According to a recent story from Quartz, the rate at which fast fashion is produced, consumed, and disposed, is officially “an environmental and social emergency.”
While that might seem hyperbolic, it’s not. As the article notes, the $2.5 trillion fashion industry is “the second-largest user of water globally,” and “producing one cotton shirt requires 2,700 liters of water — the amount a person drinks in 2.5 years.”
And despite all that goes into making them, the shelf-life of those t-shirts is shorter than ever. “Today, the average shopper buys much more clothing than they did a few decades ago, but keeps items half as long,” the story says, contributing to “a cycle of clothing made fast and cheap, worn out fast, and then discarded fast.”
Further compounding things is unavoidable population growth. A report from the United Nations Economic Commission for Europe (UNECE) estimated that by 2030 “there will be 5.4 billion people in the global middle class, up from 3 billion in 2015… [which] will lead to an increased demand for clothes and other goods that define middle-income lifestyles.”
And if we’re still consuming clothing at the current pace, “there will be three times as many natural resources needed by 2050 compared to what was used in 2000.” (Basically, all the world’s water could be tied up in shirt production.)
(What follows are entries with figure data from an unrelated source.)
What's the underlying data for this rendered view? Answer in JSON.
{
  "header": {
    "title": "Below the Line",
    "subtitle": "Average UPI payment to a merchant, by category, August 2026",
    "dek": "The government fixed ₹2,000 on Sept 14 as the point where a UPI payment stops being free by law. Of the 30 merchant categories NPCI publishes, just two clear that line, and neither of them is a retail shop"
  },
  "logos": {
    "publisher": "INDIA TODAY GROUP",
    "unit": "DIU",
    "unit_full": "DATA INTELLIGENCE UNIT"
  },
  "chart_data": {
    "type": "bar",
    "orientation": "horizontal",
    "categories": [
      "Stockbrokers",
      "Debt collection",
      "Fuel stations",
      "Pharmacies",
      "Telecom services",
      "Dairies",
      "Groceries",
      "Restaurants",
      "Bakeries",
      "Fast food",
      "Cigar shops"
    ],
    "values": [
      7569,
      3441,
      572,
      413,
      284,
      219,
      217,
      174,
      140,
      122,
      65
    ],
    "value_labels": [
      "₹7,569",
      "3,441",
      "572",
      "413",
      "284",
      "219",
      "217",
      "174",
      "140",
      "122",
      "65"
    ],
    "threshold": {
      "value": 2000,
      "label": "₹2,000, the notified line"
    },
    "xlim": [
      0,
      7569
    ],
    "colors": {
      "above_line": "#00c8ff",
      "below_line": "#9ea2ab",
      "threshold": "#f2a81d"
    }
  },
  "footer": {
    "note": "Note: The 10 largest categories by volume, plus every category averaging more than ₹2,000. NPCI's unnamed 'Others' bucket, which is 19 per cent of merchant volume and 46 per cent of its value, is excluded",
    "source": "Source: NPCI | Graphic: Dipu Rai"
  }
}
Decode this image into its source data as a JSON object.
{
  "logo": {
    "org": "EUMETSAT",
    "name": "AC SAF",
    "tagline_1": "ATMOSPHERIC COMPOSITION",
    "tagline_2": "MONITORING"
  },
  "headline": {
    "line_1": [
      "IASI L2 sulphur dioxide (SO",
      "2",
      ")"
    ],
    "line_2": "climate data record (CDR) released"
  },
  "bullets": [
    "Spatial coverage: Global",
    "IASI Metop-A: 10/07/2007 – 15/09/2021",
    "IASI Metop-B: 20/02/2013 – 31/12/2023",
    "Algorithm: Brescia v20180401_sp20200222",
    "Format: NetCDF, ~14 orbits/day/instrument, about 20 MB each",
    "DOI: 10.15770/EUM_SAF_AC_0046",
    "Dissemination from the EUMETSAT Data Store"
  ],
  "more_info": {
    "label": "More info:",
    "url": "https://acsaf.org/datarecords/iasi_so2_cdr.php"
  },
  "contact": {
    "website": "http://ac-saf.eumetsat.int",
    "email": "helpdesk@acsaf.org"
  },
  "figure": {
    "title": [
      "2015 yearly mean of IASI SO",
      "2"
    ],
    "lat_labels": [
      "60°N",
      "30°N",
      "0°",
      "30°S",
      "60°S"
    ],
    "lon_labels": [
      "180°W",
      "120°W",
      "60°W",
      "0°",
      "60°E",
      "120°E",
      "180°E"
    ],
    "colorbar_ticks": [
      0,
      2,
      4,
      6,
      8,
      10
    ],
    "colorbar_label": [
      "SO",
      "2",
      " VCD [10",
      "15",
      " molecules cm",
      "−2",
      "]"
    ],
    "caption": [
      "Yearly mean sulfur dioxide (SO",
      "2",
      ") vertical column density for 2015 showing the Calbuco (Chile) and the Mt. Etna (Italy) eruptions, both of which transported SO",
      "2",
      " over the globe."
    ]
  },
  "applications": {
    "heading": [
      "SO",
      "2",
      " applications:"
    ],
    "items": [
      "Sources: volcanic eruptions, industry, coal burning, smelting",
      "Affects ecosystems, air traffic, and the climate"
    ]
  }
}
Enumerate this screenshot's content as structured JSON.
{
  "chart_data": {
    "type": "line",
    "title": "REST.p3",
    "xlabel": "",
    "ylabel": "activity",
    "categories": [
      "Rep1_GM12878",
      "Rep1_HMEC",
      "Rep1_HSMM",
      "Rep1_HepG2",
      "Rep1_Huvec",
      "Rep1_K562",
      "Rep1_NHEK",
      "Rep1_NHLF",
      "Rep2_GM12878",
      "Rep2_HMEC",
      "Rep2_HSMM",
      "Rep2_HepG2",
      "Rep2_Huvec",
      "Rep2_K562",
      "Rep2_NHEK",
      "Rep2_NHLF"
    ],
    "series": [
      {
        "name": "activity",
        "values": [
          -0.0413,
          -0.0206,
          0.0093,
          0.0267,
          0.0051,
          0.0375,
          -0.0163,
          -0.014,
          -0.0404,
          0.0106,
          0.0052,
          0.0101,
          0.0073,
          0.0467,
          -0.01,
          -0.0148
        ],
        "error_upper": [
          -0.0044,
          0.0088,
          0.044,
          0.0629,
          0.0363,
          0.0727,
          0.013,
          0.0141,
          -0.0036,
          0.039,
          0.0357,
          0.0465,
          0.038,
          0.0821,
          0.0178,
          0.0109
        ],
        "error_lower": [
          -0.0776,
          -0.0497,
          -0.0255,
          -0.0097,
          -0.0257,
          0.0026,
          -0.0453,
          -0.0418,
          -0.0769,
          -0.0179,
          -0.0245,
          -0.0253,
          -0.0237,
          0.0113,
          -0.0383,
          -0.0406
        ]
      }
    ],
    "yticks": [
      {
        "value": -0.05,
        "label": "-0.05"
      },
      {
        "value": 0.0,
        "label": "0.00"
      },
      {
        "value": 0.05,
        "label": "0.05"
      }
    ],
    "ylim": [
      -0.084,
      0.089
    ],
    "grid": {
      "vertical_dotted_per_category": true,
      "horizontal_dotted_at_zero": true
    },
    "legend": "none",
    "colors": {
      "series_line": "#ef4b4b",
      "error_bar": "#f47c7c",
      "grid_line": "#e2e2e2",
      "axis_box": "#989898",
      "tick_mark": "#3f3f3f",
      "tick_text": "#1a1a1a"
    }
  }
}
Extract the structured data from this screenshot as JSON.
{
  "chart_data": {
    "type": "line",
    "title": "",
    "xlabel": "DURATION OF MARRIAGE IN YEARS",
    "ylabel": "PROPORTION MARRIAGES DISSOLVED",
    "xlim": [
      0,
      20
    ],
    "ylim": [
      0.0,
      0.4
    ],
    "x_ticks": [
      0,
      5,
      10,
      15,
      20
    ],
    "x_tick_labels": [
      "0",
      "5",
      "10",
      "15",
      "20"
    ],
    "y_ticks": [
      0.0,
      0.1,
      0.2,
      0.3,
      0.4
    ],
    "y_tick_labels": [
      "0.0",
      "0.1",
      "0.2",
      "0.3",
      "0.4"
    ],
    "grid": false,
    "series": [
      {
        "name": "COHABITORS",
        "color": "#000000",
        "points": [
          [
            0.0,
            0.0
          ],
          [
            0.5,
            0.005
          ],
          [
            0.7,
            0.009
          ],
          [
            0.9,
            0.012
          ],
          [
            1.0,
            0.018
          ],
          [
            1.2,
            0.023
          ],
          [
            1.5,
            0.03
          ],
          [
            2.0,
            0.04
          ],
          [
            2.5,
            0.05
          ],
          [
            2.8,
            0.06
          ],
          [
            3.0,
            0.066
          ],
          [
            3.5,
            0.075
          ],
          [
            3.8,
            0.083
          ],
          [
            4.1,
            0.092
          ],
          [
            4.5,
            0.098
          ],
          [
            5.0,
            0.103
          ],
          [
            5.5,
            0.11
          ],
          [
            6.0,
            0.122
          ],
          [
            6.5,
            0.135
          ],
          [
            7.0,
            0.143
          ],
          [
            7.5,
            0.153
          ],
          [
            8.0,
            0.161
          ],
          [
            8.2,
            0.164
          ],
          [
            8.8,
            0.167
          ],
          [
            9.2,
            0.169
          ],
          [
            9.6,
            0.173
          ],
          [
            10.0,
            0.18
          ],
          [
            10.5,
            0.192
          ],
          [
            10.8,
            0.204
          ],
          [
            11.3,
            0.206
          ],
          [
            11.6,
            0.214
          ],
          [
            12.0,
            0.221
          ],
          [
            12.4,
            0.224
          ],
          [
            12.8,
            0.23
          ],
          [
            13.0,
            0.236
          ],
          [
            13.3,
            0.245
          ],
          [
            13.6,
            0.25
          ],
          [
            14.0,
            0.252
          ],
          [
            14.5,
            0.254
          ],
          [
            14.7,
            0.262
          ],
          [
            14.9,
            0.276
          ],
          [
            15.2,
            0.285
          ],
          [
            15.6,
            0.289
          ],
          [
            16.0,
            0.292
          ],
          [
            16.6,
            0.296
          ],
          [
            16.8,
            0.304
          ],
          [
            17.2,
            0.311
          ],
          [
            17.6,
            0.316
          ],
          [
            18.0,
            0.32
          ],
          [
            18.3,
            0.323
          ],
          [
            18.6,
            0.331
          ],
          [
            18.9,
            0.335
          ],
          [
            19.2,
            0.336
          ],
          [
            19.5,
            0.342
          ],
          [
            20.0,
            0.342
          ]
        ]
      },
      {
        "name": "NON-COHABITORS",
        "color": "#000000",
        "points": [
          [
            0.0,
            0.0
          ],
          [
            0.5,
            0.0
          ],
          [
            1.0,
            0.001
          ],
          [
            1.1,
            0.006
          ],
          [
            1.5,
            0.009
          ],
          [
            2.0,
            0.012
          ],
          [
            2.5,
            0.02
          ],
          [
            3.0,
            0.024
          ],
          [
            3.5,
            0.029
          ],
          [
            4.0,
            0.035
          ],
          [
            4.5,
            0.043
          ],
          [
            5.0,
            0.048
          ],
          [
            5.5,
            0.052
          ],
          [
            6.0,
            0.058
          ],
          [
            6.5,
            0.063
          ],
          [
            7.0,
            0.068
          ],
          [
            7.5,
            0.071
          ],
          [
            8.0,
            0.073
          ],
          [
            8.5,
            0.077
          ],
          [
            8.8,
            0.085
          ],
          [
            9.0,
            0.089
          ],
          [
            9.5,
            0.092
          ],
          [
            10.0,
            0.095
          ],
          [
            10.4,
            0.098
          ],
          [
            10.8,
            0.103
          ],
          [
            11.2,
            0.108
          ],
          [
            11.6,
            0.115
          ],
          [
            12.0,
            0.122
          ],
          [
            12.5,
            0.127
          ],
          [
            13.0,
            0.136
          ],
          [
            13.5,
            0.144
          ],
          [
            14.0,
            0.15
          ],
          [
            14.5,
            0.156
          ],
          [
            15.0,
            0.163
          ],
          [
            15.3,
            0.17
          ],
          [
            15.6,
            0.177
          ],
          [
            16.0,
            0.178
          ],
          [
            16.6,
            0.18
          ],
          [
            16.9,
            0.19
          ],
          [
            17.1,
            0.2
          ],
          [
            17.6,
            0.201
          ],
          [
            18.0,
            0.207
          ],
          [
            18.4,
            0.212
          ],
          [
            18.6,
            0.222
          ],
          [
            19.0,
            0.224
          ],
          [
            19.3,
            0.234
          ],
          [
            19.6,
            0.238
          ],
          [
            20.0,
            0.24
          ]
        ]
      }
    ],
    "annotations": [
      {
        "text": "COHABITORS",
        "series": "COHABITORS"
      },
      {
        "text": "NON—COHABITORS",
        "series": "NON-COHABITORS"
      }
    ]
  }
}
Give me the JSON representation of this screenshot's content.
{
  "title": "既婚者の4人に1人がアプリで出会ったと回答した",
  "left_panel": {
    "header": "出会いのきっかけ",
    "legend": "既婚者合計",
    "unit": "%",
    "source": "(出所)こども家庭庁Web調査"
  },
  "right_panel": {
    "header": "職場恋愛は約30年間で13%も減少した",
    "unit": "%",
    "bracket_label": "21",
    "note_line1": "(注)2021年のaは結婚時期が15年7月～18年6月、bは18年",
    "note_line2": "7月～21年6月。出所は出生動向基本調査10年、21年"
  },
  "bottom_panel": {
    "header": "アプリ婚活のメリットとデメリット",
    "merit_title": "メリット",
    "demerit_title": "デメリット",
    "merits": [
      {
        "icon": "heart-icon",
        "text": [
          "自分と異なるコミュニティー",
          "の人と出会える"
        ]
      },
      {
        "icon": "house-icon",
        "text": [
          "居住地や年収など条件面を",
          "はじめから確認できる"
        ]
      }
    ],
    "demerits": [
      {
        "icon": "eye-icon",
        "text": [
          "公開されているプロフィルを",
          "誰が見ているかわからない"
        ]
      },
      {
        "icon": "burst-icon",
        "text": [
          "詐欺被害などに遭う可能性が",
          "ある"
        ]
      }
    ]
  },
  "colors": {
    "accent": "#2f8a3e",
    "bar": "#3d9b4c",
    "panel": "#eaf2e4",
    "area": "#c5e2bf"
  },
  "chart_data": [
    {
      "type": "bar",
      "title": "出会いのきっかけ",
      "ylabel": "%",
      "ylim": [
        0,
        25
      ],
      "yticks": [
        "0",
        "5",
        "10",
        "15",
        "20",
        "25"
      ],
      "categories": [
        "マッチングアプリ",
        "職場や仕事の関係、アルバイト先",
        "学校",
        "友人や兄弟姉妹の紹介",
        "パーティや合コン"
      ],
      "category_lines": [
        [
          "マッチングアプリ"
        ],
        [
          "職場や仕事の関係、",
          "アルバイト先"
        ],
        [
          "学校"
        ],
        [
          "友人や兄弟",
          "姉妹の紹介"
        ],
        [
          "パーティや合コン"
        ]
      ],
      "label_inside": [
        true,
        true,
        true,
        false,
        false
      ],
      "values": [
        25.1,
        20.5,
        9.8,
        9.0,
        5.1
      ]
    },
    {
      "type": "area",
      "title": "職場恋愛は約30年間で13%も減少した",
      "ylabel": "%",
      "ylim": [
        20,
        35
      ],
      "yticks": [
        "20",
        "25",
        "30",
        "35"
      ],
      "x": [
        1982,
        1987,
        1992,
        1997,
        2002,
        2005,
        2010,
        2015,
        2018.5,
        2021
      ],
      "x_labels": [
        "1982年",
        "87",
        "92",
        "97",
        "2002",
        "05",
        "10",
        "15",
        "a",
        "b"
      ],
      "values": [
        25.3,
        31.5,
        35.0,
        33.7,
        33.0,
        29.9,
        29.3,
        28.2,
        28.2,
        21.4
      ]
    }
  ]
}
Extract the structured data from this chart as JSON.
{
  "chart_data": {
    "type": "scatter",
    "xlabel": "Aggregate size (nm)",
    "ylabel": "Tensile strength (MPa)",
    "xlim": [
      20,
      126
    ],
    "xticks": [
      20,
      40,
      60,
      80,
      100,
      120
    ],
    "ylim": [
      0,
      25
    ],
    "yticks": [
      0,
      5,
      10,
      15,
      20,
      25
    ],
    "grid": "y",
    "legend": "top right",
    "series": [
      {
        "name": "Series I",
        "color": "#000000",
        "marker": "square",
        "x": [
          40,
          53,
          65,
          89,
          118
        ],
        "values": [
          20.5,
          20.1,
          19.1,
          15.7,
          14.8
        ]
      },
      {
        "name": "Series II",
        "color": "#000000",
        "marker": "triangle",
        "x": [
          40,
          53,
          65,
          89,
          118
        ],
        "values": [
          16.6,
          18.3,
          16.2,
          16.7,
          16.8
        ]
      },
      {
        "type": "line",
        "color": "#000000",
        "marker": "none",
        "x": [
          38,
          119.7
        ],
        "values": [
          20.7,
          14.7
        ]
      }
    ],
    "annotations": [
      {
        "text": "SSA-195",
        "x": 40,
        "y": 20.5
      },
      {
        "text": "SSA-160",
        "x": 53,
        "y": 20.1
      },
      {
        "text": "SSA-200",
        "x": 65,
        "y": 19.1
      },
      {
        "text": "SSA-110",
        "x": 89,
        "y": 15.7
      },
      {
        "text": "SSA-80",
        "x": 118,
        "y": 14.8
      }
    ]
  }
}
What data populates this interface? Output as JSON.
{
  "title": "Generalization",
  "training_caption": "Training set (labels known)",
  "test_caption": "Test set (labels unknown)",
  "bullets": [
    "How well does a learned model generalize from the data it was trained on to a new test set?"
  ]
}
But because fast fashion is an equal-opportunity environment vandal, the impact won’t just be limited to resource-squandering. “In a report released in February, ClimateWorks Foundation and Quantis… calculated that the apparel and footwear industries together account for 8% of the world’s greenhouse gas emissions, and unless something changes fast, apparel’s climate impact will increase 49% by 2030.”
An asteroid killed the dinosaurs, we could be undone by t-shirts.